Davvero interessanti i dati elaborati dall’università danese: gli attaccanti centrali sono quelli a maggior rischio di infezione, mentre i portieri sono i meno esposti. Le cifre mostrerebbero che il contatto, nel calcio, è relativamente basso se si considera l’attività lasciando da parte i contrasti, le sostituzioni e gli spostamenti condivisi. Per dilettanti e giovani, l’esposizione sarebbe all’incirca la metà, rispetto ai giocatori professionisti.

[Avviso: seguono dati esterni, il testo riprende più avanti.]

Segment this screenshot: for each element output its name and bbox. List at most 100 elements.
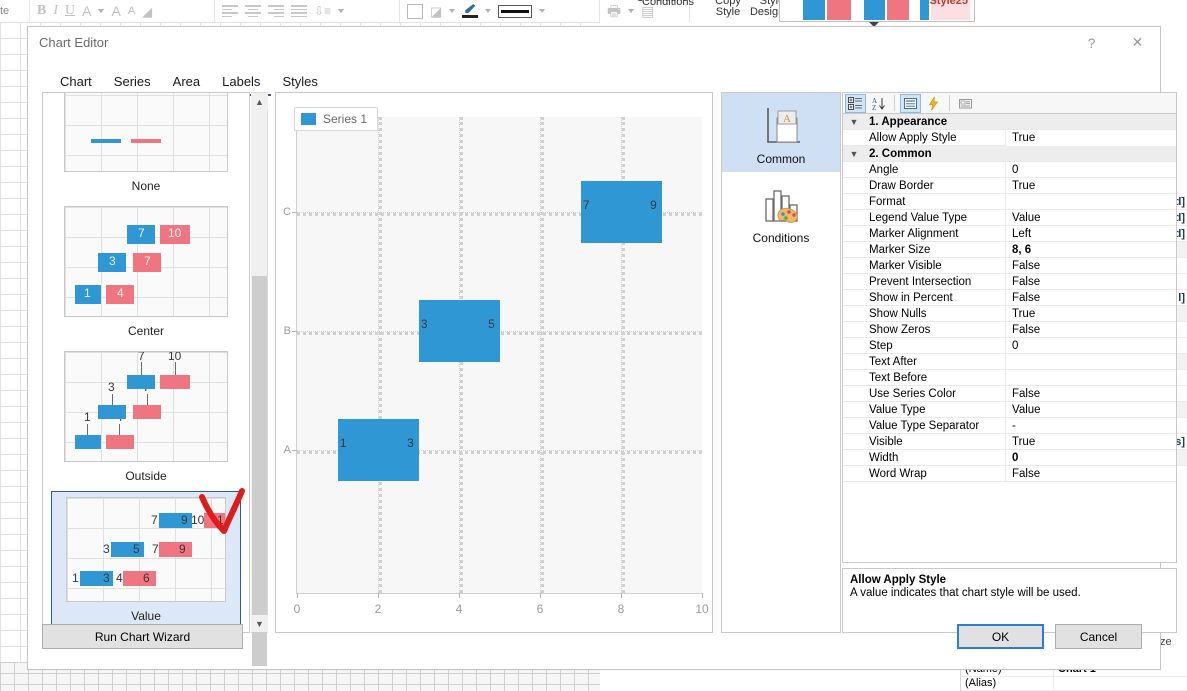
label-position-list[interactable]: None 1 4 3 7 7 10 Center 1 3 7 10 Outsid… bbox=[42, 92, 250, 633]
property-row-word-wrap[interactable]: Word Wrap False bbox=[843, 465, 1176, 482]
ok-button[interactable]: OK bbox=[957, 624, 1044, 649]
property-row-marker-size[interactable]: Marker Size 8, 6 bbox=[843, 241, 1176, 258]
chevron-down-icon[interactable] bbox=[628, 9, 635, 13]
bold-icon[interactable]: B bbox=[37, 4, 46, 18]
printer-icon[interactable]: 🖶 bbox=[607, 4, 621, 19]
property-row-step[interactable]: Step 0 bbox=[843, 337, 1176, 354]
properties-icon[interactable] bbox=[900, 93, 921, 113]
chevron-down-icon[interactable] bbox=[338, 9, 345, 13]
property-value[interactable]: False bbox=[1005, 289, 1176, 306]
property-group-appearance[interactable]: ▼ 1. Appearance bbox=[843, 114, 1176, 130]
property-row-value-type[interactable]: Value Type Value bbox=[843, 401, 1176, 418]
paste-icon[interactable]: te bbox=[0, 5, 9, 17]
property-value[interactable]: False bbox=[1005, 321, 1176, 338]
chart-plot-area: A B C 0 2 4 6 8 10 1 3 3 5 7 9 bbox=[283, 117, 709, 616]
property-row-prevent-intersection[interactable]: Prevent Intersection False bbox=[843, 273, 1176, 290]
property-value[interactable]: Left bbox=[1005, 225, 1176, 242]
property-row-allow-apply-style[interactable]: Allow Apply Style True bbox=[843, 129, 1176, 146]
align-left-icon[interactable] bbox=[222, 5, 238, 17]
property-value[interactable]: True bbox=[1005, 129, 1176, 146]
property-value[interactable]: False bbox=[1005, 385, 1176, 402]
property-value[interactable]: - bbox=[1005, 417, 1176, 434]
property-value[interactable]: False bbox=[1005, 273, 1176, 290]
label-position-option-none[interactable]: None bbox=[51, 93, 241, 201]
underline-icon[interactable]: U bbox=[65, 4, 75, 18]
property-row-show-zeros[interactable]: Show Zeros False bbox=[843, 321, 1176, 338]
events-lightning-icon[interactable] bbox=[923, 94, 944, 113]
mini-label: 5 bbox=[133, 542, 140, 556]
chevron-down-icon[interactable] bbox=[449, 9, 456, 13]
property-row-text-before[interactable]: Text Before bbox=[843, 369, 1176, 386]
border-style-icon[interactable]: ◪ bbox=[430, 5, 442, 18]
property-value[interactable]: True bbox=[1005, 305, 1176, 322]
property-row-show-nulls[interactable]: Show Nulls True bbox=[843, 305, 1176, 322]
property-row-visible[interactable]: Visible True bbox=[843, 433, 1176, 450]
scroll-up-icon[interactable]: ▲ bbox=[251, 93, 268, 110]
chevron-down-icon[interactable] bbox=[539, 9, 546, 13]
property-row-width[interactable]: Width 0 bbox=[843, 449, 1176, 466]
property-group-common[interactable]: ▼ 2. Common bbox=[843, 146, 1176, 162]
property-row-angle[interactable]: Angle 0 bbox=[843, 161, 1176, 178]
property-value[interactable]: True bbox=[1005, 177, 1176, 194]
property-value[interactable]: Value bbox=[1005, 401, 1176, 418]
property-key: Value Type Separator bbox=[869, 419, 980, 432]
property-value[interactable] bbox=[1005, 369, 1176, 386]
label-position-option-outside[interactable]: 1 4 3 7 7 10 Outside bbox=[51, 351, 241, 491]
categorized-icon[interactable] bbox=[845, 93, 866, 113]
property-value[interactable] bbox=[1005, 353, 1176, 370]
align-center-icon[interactable] bbox=[245, 5, 261, 17]
border-box-icon[interactable] bbox=[407, 3, 423, 19]
italic-icon[interactable]: I bbox=[53, 4, 58, 18]
property-key: Marker Visible bbox=[869, 259, 942, 272]
property-row-draw-border[interactable]: Draw Border True bbox=[843, 177, 1176, 194]
property-key: Show in Percent bbox=[869, 291, 953, 304]
font-color-icon[interactable]: A bbox=[82, 4, 91, 18]
text-direction-icon[interactable]: ⇩≡ bbox=[314, 5, 331, 17]
category-item-conditions[interactable]: Conditions bbox=[722, 172, 840, 251]
property-value[interactable]: 0 bbox=[1005, 337, 1176, 354]
property-value[interactable]: 0 bbox=[1005, 161, 1176, 178]
property-row-value-type-separator[interactable]: Value Type Separator - bbox=[843, 417, 1176, 434]
property-value[interactable]: False bbox=[1005, 257, 1176, 274]
run-chart-wizard-button[interactable]: Run Chart Wizard bbox=[42, 624, 243, 649]
help-icon[interactable]: ? bbox=[1069, 27, 1114, 58]
cancel-button[interactable]: Cancel bbox=[1055, 624, 1142, 649]
property-grid[interactable]: ▼ 1. Appearance Allow Apply Style True ▼… bbox=[842, 114, 1177, 563]
shrink-font-icon[interactable]: A bbox=[128, 5, 135, 17]
close-icon[interactable]: ✕ bbox=[1115, 27, 1160, 58]
property-value[interactable]: 8, 6 bbox=[1005, 241, 1176, 258]
chevron-down-icon[interactable] bbox=[98, 9, 105, 13]
chart-bar-label-b-end: 5 bbox=[488, 316, 495, 331]
label-position-option-center[interactable]: 1 4 3 7 7 10 Center bbox=[51, 206, 241, 346]
chevron-down-icon[interactable]: ▼ bbox=[843, 117, 865, 127]
property-row-format[interactable]: Format bbox=[843, 193, 1176, 210]
property-row-show-in-percent[interactable]: Show in Percent False bbox=[843, 289, 1176, 306]
clear-formatting-icon[interactable]: ◢ bbox=[142, 5, 152, 18]
property-row-text-after[interactable]: Text After bbox=[843, 353, 1176, 370]
mini-label: 1 bbox=[217, 513, 224, 527]
grow-font-icon[interactable]: A bbox=[111, 4, 120, 18]
chevron-down-icon[interactable]: ▼ bbox=[843, 149, 865, 159]
scrollbar-thumb[interactable] bbox=[252, 276, 267, 666]
align-right-icon[interactable] bbox=[268, 5, 284, 17]
property-value[interactable]: 0 bbox=[1005, 449, 1176, 466]
mini-label: 1 bbox=[84, 286, 91, 300]
property-value[interactable]: False bbox=[1005, 465, 1176, 482]
legend-label: Series 1 bbox=[323, 112, 368, 126]
property-value[interactable]: True bbox=[1005, 433, 1176, 450]
property-pages-icon[interactable] bbox=[955, 94, 976, 113]
label-category-list[interactable]: A Common Conditions bbox=[721, 92, 841, 633]
chevron-down-icon[interactable] bbox=[485, 9, 492, 13]
category-item-common[interactable]: A Common bbox=[722, 93, 840, 172]
label-list-scrollbar[interactable]: ▲ ▼ bbox=[251, 92, 268, 666]
property-value[interactable]: Value bbox=[1005, 209, 1176, 226]
line-width-icon[interactable] bbox=[498, 4, 533, 18]
property-row-marker-alignment[interactable]: Marker Alignment Left bbox=[843, 225, 1176, 242]
property-value[interactable] bbox=[1005, 193, 1176, 210]
alphabetical-sort-icon[interactable]: A Z bbox=[868, 94, 889, 113]
property-row-legend-value-type[interactable]: Legend Value Type Value bbox=[843, 209, 1176, 226]
border-color-icon[interactable] bbox=[462, 4, 479, 18]
property-row-use-series-color[interactable]: Use Series Color False bbox=[843, 385, 1176, 402]
property-row-marker-visible[interactable]: Marker Visible False bbox=[843, 257, 1176, 274]
align-justify-icon[interactable] bbox=[291, 5, 307, 17]
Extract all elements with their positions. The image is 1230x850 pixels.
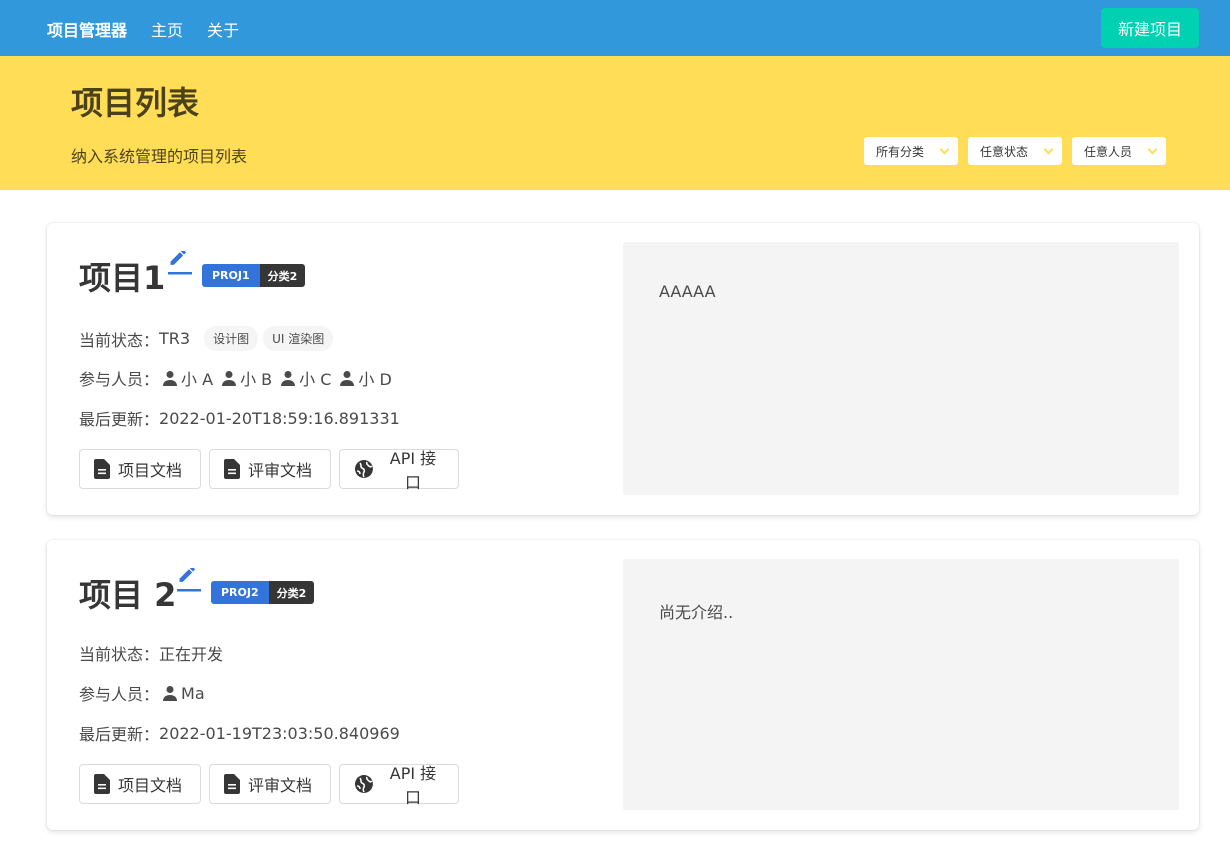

Tra gli esponenti del mondo dilettantistico e giovanile, Roberto Soggia, presidente della Valbasca, è per una riapertura nel rispetto delle regole: «Al di là dei numeri e di questo studio, ci vuole coraggio. Noi saremmo pronti a ripartire con coscienza, secondo le linee guida: riaprono le aziende, non vedo perché non possano riprendere, con tutte le cautele, anche gli allenamenti. Ovviamente senza partitelle, con lavoro a piccoli gruppi». Per Soggia, il problema è anche economico: «Tante società hanno costi fissi e mancati incassi in questi mesi. Riprendere gli allenamenti può essere solo un costo, sia per l’acquisto di gel, mascherine e per sanificare gli ambienti, sia per i rimborsi ai collaboratori tecnici. Ma se si ha la forza, si provi a riaprire, altrimenti ci vedremo a settembre».

Tra i più fervidi sostenitori della sospensione immediata dei campionati, il vicepresidente dell’Arcellasco, Andrea Colombo, ora è più possibilista: «Anche oggi continuo a dire “prima la salute”. Ora però, vedendo la curva dei contagi, penso sia giusto provare a ripartire, al di là di un vaccino che non vedremo, se non in tempi lunghi. Lo studio danese? Interessante, i ritmi più bassi probabilmente influiscono sulla possibilità di contagio. Ora vorrei una posizione netta della Federazione, ci dicano qualcosa, proviamo a ripartire: io propongo partenza a settembre, con turni infrasettimanali, fino a dicembre. Poi lunga pausa per evitare i mesi più freddi, finale di stagione da marzo a giugno».